Mrs. Hudson

plaidadder:

artemisastarte:

etaleah:

I’m sorry but this question has kept me up at night: what exactly is Mrs. Hudson’s position/status relative to Holmes and Watson?? Them paying her rent would imply that she owns the place and is therefore above them/an authority figure and yet she makes their meals, cleans their flat, and runs errands for them? And she calls them “sir” but they don’t call her “ma’am” or “madam”? Is she their servant or their landlady or what is the deal there I’m so confused.

Tagging people who seem like they have expertise in the matter, appreciate any info you can give me! @bakerstreetcrow @inevitably-johnlocked @plaidadder @i-love-the-bee-keeper Thanks 🤓 And if anyone knows of experts I missed please feel free to tag them too!

@etaleah Mrs Hudson clearly owns 221B herself, or she would not be able to let rooms in it. She is one of a relatively well-off group of independent female business-women in London owning a capital asset – the house – but needing income – Holmes and Watson’s rent – which for the suite of rooms they had could have cost anything from 4 to 15 guineas a week, but was likely to be at the lower end of that scale, since Baker Street was not the most fashionable area. For that, they get the rooms, and food: washing, coals and candles would be extra.

How does she come to have the house?

Mrs Hudson may not be married, for starters.
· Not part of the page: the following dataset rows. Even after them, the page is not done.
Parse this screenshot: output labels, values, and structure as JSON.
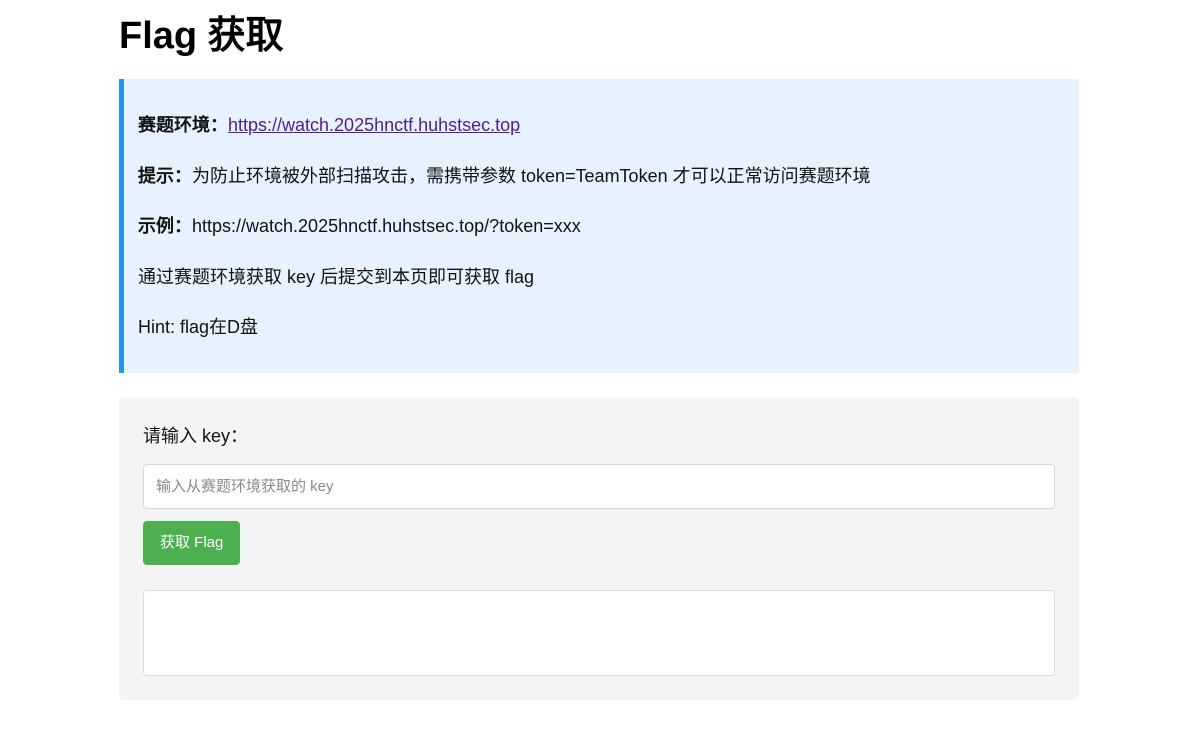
{
  "header": {
    "title": "Flag 获取"
  },
  "info": {
    "env_label": "赛题环境：",
    "env_link": "https://watch.2025hnctf.huhstsec.top",
    "tip_label": "提示：",
    "tip_text": "为防止环境被外部扫描攻击，需携带参数 token=TeamToken 才可以正常访问赛题环境",
    "example_label": "示例：",
    "example_text": "https://watch.2025hnctf.huhstsec.top/?token=xxx",
    "instruction": "通过赛题环境获取 key 后提交到本页即可获取 flag",
    "hint": "Hint: flag在D盘"
  },
  "form": {
    "label": "请输入 key：",
    "input_placeholder": "输入从赛题环境获取的 key",
    "input_value": "",
    "button_label": "获取 Flag",
    "result_text": ""
  },
  "colors": {
    "accent_border": "#2196f3",
    "info_background": "#e6f3ff",
    "button_background": "#4caf50",
    "form_background": "#f4f4f4"
  }
}
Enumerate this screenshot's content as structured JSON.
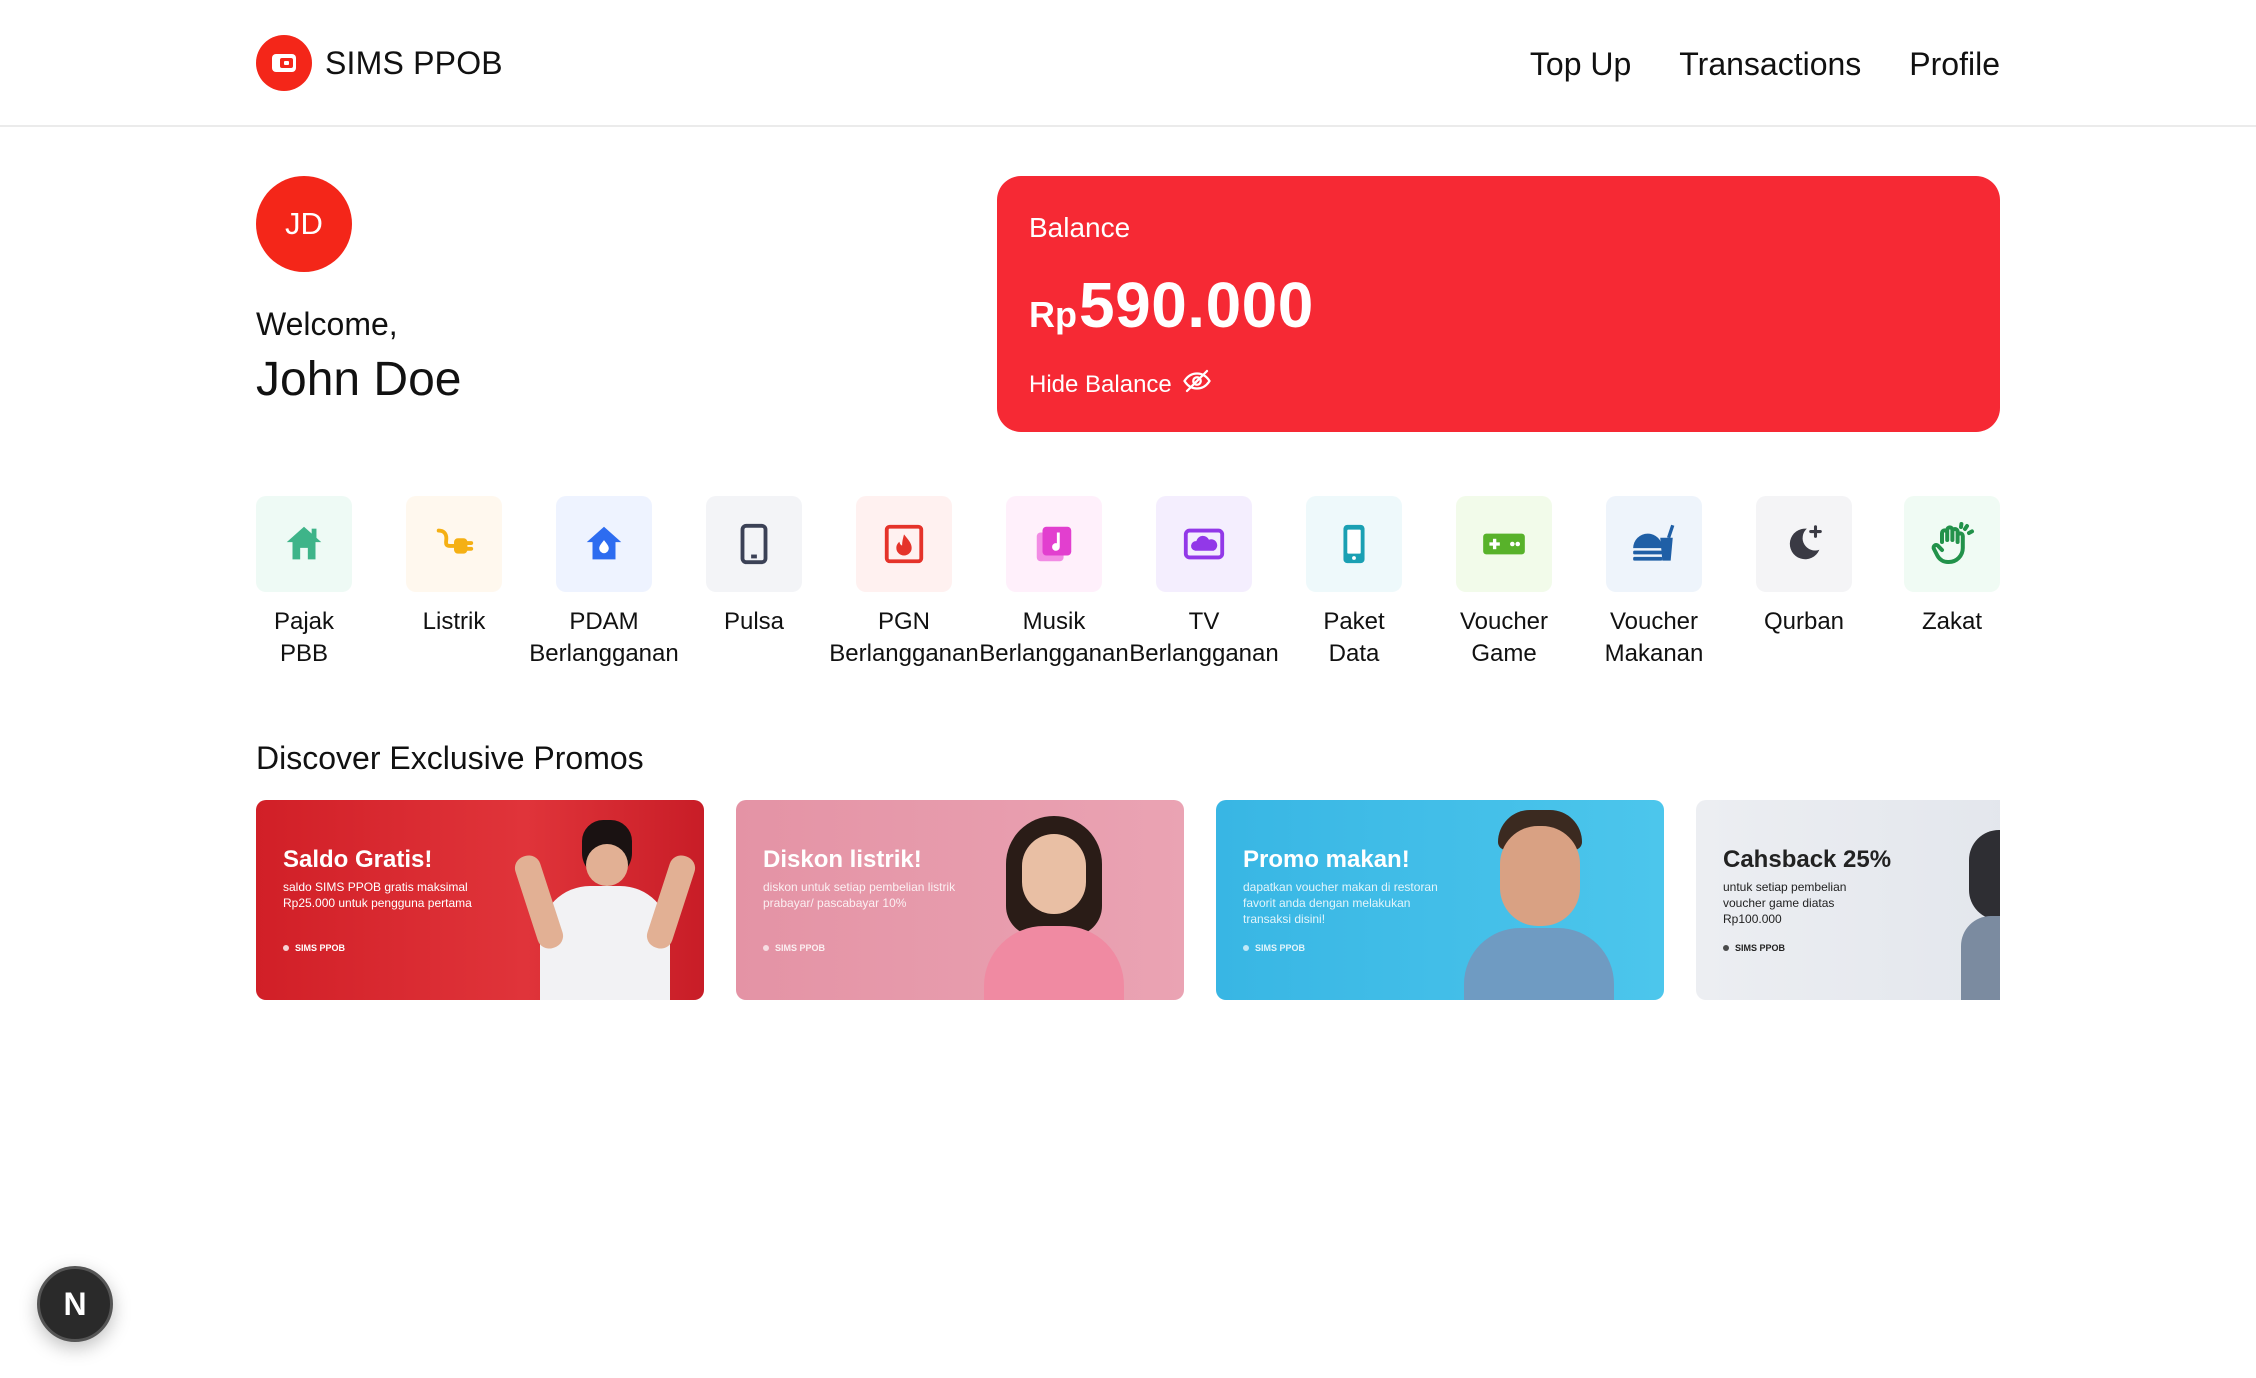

Older, respectable women were often called ‘Mrs’ as a courtesy title. She could have inherited the house from a father, or a husband, in which case, as a widow, or an unmarried daughter, her only opportunity to make an income would have been to let rooms, and provide housekeeping, with the help of a servant or two, for her lodgers. In this case, she would have descended the social scale: she would be a lady, who had had to go into commercial business to support herself, as she has no male protector.
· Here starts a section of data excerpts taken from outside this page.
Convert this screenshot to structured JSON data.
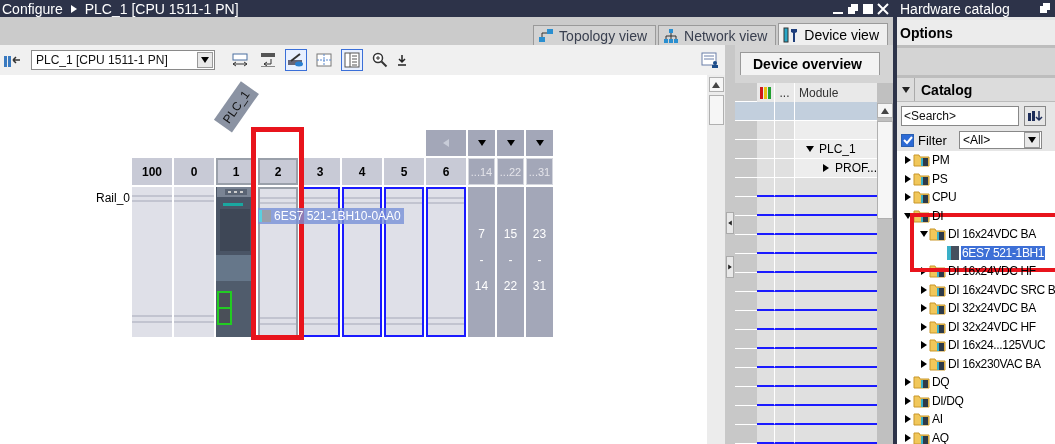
{
  "editor": {
    "breadcrumb": [
      "Configure",
      "PLC_1 [CPU 1511-1 PN]"
    ]
  },
  "view_tabs": [
    {
      "label": "Topology view",
      "kind": "topology",
      "selected": false
    },
    {
      "label": "Network view",
      "kind": "network",
      "selected": false
    },
    {
      "label": "Device view",
      "kind": "device",
      "selected": true
    }
  ],
  "toolbar": {
    "device_select": "PLC_1 [CPU 1511-1 PN]",
    "buttons": [
      {
        "kind": "spacing",
        "pressed": false
      },
      {
        "kind": "names",
        "pressed": false
      },
      {
        "kind": "view",
        "pressed": true
      },
      {
        "kind": "grid",
        "pressed": false
      },
      {
        "kind": "table",
        "pressed": true
      },
      {
        "kind": "zoom",
        "pressed": false
      }
    ]
  },
  "rack": {
    "device_label": "PLC_1",
    "rail_label": "Rail_0",
    "drag_label": "6ES7 521-1BH10-0AA0",
    "slots": [
      {
        "label": "100",
        "kind": "empty"
      },
      {
        "label": "0",
        "kind": "empty"
      },
      {
        "label": "1",
        "kind": "cpu"
      },
      {
        "label": "2",
        "kind": "hover"
      },
      {
        "label": "3",
        "kind": "target"
      },
      {
        "label": "4",
        "kind": "target"
      },
      {
        "label": "5",
        "kind": "target"
      },
      {
        "label": "6",
        "kind": "target"
      }
    ],
    "groups": [
      {
        "label": "...14",
        "range": [
          "7",
          "-",
          "14"
        ]
      },
      {
        "label": "...22",
        "range": [
          "15",
          "-",
          "22"
        ]
      },
      {
        "label": "...31",
        "range": [
          "23",
          "-",
          "31"
        ]
      }
    ]
  },
  "device_overview": {
    "tab": "Device overview",
    "columns": [
      "...",
      "Module"
    ],
    "rows": [
      {
        "kind": "rack",
        "selected": true
      },
      {
        "kind": "slot",
        "selected": false
      },
      {
        "kind": "device",
        "label": "PLC_1",
        "expanded": true,
        "selected": false
      },
      {
        "kind": "interface",
        "label": "PROF...",
        "expanded": false,
        "selected": false
      }
    ]
  },
  "catalog": {
    "title": "Hardware catalog",
    "options": "Options",
    "section": {
      "label": "Catalog",
      "expanded": true
    },
    "search": {
      "placeholder": "<Search>"
    },
    "filter": {
      "label": "Filter",
      "checked": true,
      "value": "<All>"
    },
    "tree": [
      {
        "label": "PM",
        "kind": "folder",
        "expanded": false,
        "selected": false
      },
      {
        "label": "PS",
        "kind": "folder",
        "expanded": false,
        "selected": false
      },
      {
        "label": "CPU",
        "kind": "folder",
        "expanded": false,
        "selected": false
      },
      {
        "label": "DI",
        "kind": "folder",
        "expanded": true,
        "selected": false,
        "children": [
          {
            "label": "DI 16x24VDC BA",
            "kind": "folder",
            "expanded": true,
            "selected": false,
            "children": [
              {
                "label": "6ES7 521-1BH1",
                "kind": "module",
                "selected": true
              }
            ]
          },
          {
            "label": "DI 16x24VDC HF",
            "kind": "folder",
            "expanded": false,
            "selected": false
          },
          {
            "label": "DI 16x24VDC SRC B",
            "kind": "folder",
            "expanded": false,
            "selected": false
          },
          {
            "label": "DI 32x24VDC BA",
            "kind": "folder",
            "expanded": false,
            "selected": false
          },
          {
            "label": "DI 32x24VDC HF",
            "kind": "folder",
            "expanded": false,
            "selected": false
          },
          {
            "label": "DI 16x24...125VUC",
            "kind": "folder",
            "expanded": false,
            "selected": false
          },
          {
            "label": "DI 16x230VAC BA",
            "kind": "folder",
            "expanded": false,
            "selected": false
          }
        ]
      },
      {
        "label": "DQ",
        "kind": "folder",
        "expanded": false,
        "selected": false
      },
      {
        "label": "DI/DQ",
        "kind": "folder",
        "expanded": false,
        "selected": false
      },
      {
        "label": "AI",
        "kind": "folder",
        "expanded": false,
        "selected": false
      },
      {
        "label": "AQ",
        "kind": "folder",
        "expanded": false,
        "selected": false
      }
    ]
  }
}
It’s unlikely, but she could have bought the house, and gone into business herself: she could, for example have been gifted the money to buy it in someone’s will, perhaps the mistress of a household whose trusted family servant she had been for many years. Perhaps she was a cook: most cooks were referred to as ‘Mrs’, whatever their marital status. In this case, she would have ascended the social scale: having been in service, and therefore working class, she would have been shrewd enough to work her way up to being a property owner in her own right, and therefore middle class.

A third possibility is that she was given the house as a payoff, or parting present from a lover. There is no guarantee Mrs Hudson is respectable: if anything, her tolerance of Holmes and Watson’s Bohemian habits rather argues she’s not: she’s not fussy and horrified enough about their tobacco smoking, crime fighting and harbouring of unsavoury urchins to be a born lady come down in the world, nor as concerned about propriety as she would be if she had clawed her way up to the middle classes, and didn’t want anything dragging her down. For me, her large tolerance argues a Bohemian background herself. So if she is a former prostitute, Madame of a brothel, or rich man’s ex-mistress, turning the profits of ‘immorality’ into a solid business, then she has transcended the social scale.
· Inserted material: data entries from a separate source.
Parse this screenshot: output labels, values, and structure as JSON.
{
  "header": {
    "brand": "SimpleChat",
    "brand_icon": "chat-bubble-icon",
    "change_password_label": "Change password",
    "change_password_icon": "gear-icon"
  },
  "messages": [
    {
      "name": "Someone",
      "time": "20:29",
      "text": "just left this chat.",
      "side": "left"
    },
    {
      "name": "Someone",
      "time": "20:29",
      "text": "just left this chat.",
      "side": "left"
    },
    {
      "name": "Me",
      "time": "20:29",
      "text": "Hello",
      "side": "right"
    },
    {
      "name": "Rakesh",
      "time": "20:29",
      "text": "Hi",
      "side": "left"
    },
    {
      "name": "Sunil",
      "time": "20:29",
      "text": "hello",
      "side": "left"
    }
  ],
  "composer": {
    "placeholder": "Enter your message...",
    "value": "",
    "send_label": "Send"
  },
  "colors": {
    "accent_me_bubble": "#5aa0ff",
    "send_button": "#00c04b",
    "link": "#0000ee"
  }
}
So why does she call Holmes and Watson ‘Sir’?

Because that would have been the usual form of respectful address from a middle class woman (and whoever she was, she’s middle class now) to Holmes, who despite his Bohemianism is unquestionably a ‘gentleman’ and Watson, who is both an ex-army officer and a doctor. She owns the house, but they outrank her socially. She is in business: trade. Holmes is a ‘consulting detective’, perilously close to being in trade, but only because he’s stepped out of line. (Mycroft is what he should have been!). Watson is an officer, and therefore a gentleman, and a professional.

Also, they effectively provide her livelihood. She owns the asset, but they keep her in it. So they are in an employer/employee relationship, where they enable her to keep the property she owns, in exchange for her providing the property and service for them. They have the advantage technically, since they could move (although they wouldn’t, as it’s comfortable and they have a more than plain, cool business relationship) in which case, if she didn’t find a replacement she might have to sell the house.

I hope that helps!

This is beautiful, and I have nothing to add except that in “Red Circle” we discover that there appears to be some sort of landlady solidarity, and that weird behavior is up to a point sort of the norm for lodgers.